Sparkasse Horn Arena
- Interactive map of Sparkasse Horn Arena
- Former names: Sportanlage Horn, SV Horn Arena, Waldviertler Volksbank Arena
- Location: Horn, Austria
- Coordinates: 48°40′13″N 15°39′49″E﻿ / ﻿48.6704°N 15.6635°E
- Capacity: 4000
- Surface: Grass

Construction
- Opened: 1958
- Renovated: 1997, 2007, 2010, 2011

Tenant
- SV Horn

= Sparkasse Horn Arena =

Football stadium

The Sparkasse Horn Arena is a football stadium in the municipality of Horn in the state of Lower Austria. It is the home ground of SV Horn, which is currently playing in the 2nd division.

==History==
The stadium was built in 1958 under the name Sportanlage Horn, and later renamed SV Horn Arena. In the 1970s a floodlight system and a grandstand were built. In 1997 the clubhouse was built.

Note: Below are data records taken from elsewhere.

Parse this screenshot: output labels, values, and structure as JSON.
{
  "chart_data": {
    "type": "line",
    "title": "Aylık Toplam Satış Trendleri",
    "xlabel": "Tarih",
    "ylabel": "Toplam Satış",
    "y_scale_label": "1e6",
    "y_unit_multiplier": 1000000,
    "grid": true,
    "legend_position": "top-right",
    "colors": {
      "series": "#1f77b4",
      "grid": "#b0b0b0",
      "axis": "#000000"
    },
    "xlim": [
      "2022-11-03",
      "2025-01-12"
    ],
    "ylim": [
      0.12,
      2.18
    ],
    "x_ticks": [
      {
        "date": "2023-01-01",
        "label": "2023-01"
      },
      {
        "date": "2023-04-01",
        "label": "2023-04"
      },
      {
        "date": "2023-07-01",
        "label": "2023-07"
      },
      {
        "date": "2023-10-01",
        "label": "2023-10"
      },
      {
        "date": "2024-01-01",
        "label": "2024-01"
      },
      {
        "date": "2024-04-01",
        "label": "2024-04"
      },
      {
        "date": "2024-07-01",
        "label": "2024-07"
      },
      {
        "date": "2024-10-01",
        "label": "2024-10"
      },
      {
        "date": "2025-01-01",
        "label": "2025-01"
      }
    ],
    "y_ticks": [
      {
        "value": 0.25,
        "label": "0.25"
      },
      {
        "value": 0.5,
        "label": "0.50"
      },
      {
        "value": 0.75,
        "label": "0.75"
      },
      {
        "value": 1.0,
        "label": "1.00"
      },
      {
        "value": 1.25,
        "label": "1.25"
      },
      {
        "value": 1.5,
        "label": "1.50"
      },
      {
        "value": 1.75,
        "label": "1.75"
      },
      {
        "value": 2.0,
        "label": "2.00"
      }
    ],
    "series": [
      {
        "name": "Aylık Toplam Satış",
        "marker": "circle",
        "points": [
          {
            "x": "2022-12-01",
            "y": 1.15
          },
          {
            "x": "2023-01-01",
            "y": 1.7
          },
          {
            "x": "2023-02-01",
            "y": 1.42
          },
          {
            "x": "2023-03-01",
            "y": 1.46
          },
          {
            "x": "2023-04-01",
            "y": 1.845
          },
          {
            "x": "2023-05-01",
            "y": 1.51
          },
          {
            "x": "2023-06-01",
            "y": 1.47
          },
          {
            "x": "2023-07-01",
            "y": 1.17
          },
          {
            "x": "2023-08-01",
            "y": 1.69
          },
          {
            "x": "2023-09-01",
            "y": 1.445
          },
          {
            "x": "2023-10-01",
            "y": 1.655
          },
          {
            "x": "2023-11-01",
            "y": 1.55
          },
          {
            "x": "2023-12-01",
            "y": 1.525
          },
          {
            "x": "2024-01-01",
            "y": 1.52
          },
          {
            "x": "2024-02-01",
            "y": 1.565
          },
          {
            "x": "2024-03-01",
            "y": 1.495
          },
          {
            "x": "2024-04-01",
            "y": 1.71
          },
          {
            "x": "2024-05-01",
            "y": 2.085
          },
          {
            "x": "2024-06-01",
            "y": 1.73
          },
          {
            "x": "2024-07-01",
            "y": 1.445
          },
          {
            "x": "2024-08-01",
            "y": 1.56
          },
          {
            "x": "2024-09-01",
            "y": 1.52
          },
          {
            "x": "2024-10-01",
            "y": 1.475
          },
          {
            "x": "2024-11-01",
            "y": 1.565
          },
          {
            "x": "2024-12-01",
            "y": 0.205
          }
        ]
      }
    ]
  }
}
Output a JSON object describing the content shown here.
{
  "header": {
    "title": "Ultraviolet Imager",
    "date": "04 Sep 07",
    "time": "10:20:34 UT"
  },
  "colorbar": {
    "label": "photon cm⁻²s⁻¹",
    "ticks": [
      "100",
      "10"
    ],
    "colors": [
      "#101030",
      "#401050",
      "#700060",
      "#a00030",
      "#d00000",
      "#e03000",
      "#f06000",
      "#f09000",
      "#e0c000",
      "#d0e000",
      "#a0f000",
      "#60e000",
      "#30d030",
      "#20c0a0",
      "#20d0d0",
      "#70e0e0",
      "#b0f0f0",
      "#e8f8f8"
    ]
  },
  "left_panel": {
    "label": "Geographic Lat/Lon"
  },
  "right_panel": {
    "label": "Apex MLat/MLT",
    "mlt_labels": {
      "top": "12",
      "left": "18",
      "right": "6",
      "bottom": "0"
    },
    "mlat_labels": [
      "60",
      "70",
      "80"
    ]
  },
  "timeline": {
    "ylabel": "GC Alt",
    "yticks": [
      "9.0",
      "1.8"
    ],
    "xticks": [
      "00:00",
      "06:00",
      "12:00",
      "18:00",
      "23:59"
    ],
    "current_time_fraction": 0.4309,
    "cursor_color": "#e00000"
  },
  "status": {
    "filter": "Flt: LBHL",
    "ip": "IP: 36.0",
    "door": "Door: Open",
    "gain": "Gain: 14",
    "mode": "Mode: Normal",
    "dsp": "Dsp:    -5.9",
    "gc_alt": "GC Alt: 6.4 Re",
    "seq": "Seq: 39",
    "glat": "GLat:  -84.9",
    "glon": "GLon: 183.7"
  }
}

Further conversions and extensions took place in 2007, 2010 and 2011/12 in connection with the promotion of SV Horn to the second division.

In 2012 the name was changed to Waldviertler Volksbank Arena. In addition to the V.I.P. area, the stadium has 1,000 covered seats, 500 covered standing places and 2,100 additional standing places. In February 2020 the stadium was named Sparkasse Horn Arena.